Pakistan, What if we took an area in the country and started from scratch?

Pakistan is a hot mess.  I got that sense of Pakistan recently when I was invited as a distinguished guest to Pakistan’s 73rd Republic Day event.  Yes, Pakistan has a Republic Day, which is separate from the August 14, 1947 Independence Day.  Republic day marks the day when Indian Muslims decided to split from the…

affad with pakistan consulate

Pakistan is a hot mess.  I got that sense of Pakistan recently when I was invited as a distinguished guest to Pakistan’s 73rd Republic Day event.  Yes, Pakistan has a Republic Day, which is separate from the August 14, 1947 Independence Day.  Republic day marks the day when Indian Muslims decided to split from the Hindu dominated effort for independence to create a Muslim majority nation in the subcontinent.  This moment in history is marked by a resolution that was past in 1940 on March 23 and that is the event that we were celebrating.   I was invited as a distinguished guest because I was a recently elected California Democratic party delegate (ran in an election and won the second highest number of votes!) for District 36.

I am very appreciative of the invitation, however, as an American Muslim of Pakistani roots (I was, after all, born in Karachi) I am a bit disappointed that the most distinguished politician in the room was Congressman Ed Royce, a Republican who has no love for Muslims let alone for Pakistan.  The fact that the Pakistani community could only rope in Royce is a sad state of affairs, but that is also reflective of the hot mess that is Pakistan.

Pakistan has so much potential.  I saw it on the streets of Karachi when I visited in 2008, but its split by economic class warfare, compounded by ethnic and sadly religious sectarian violence.  All of that is politicized into a neopatrimonialist structure of coercive power.

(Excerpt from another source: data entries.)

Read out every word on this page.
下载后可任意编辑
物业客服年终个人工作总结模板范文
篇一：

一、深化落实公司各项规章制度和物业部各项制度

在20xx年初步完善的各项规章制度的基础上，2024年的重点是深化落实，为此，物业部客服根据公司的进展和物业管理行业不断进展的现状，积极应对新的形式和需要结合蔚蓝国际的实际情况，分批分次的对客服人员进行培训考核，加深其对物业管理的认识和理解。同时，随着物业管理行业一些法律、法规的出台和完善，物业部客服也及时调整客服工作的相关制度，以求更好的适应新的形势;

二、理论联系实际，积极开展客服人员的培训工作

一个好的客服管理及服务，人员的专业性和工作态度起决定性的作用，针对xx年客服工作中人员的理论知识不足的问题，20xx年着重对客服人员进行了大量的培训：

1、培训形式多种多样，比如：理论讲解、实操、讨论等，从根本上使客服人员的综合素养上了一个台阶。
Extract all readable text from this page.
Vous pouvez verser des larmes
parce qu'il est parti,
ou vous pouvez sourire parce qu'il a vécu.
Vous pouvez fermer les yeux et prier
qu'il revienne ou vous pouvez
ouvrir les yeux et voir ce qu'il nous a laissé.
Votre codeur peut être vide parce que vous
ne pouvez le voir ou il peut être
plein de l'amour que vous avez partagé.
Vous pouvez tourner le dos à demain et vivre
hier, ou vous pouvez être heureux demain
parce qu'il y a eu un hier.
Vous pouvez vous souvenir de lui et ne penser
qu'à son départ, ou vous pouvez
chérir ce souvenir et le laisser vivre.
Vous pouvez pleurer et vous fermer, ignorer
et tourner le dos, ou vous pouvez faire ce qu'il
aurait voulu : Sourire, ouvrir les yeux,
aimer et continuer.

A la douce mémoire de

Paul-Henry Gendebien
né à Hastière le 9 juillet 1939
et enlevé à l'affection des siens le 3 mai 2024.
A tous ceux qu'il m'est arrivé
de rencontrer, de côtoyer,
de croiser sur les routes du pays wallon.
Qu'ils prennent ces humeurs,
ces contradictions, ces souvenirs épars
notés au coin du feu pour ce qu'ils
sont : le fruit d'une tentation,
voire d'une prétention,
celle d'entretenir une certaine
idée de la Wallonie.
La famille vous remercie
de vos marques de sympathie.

That got me thinking, what if- WHAT IF- we could take a portion of Pakistan and cleave it from the Federalist system to create a experimental political and economic model, not a perfect society, but rather one in which democratic institution building is given a chance to succeed while there is real economic development.  Basically, why can’t we scrap the entire government/social structure to begin building a small piece of what Pakistan could be and slowly roll that model out elsewhere.

This is not my idea, is actually something Paul Romer has been advocating.  His contribution was this concept of “charter cities” which he promoted at a TED talk in 2009.  Subsequently Honduras followed suit but that relationship quickly fell apart, largely I believe because of Romer domineering (almost new form of imperialism) character, but not out of malice but rather out of a desire to keep the charter city concept from falling into the interests of a few elite elements within the political ruling class.

Check out the NYTimes article about the project in Honduras and in terms of Pakistan, a charter city in the Himalaya’s where tourism could potentially feed economic growth or Gwadar, China’s deep sea port access to the oil rich fields of Central Asia, really its pet project, in the arid deserts of Baluchistan, would be awesome sites for consideration.  Pakistani’s can start from scratch, young activists and western educated entrepreneurs, congregating into a place where democratic institution building can truly take shape- utopia?  Dare I dream?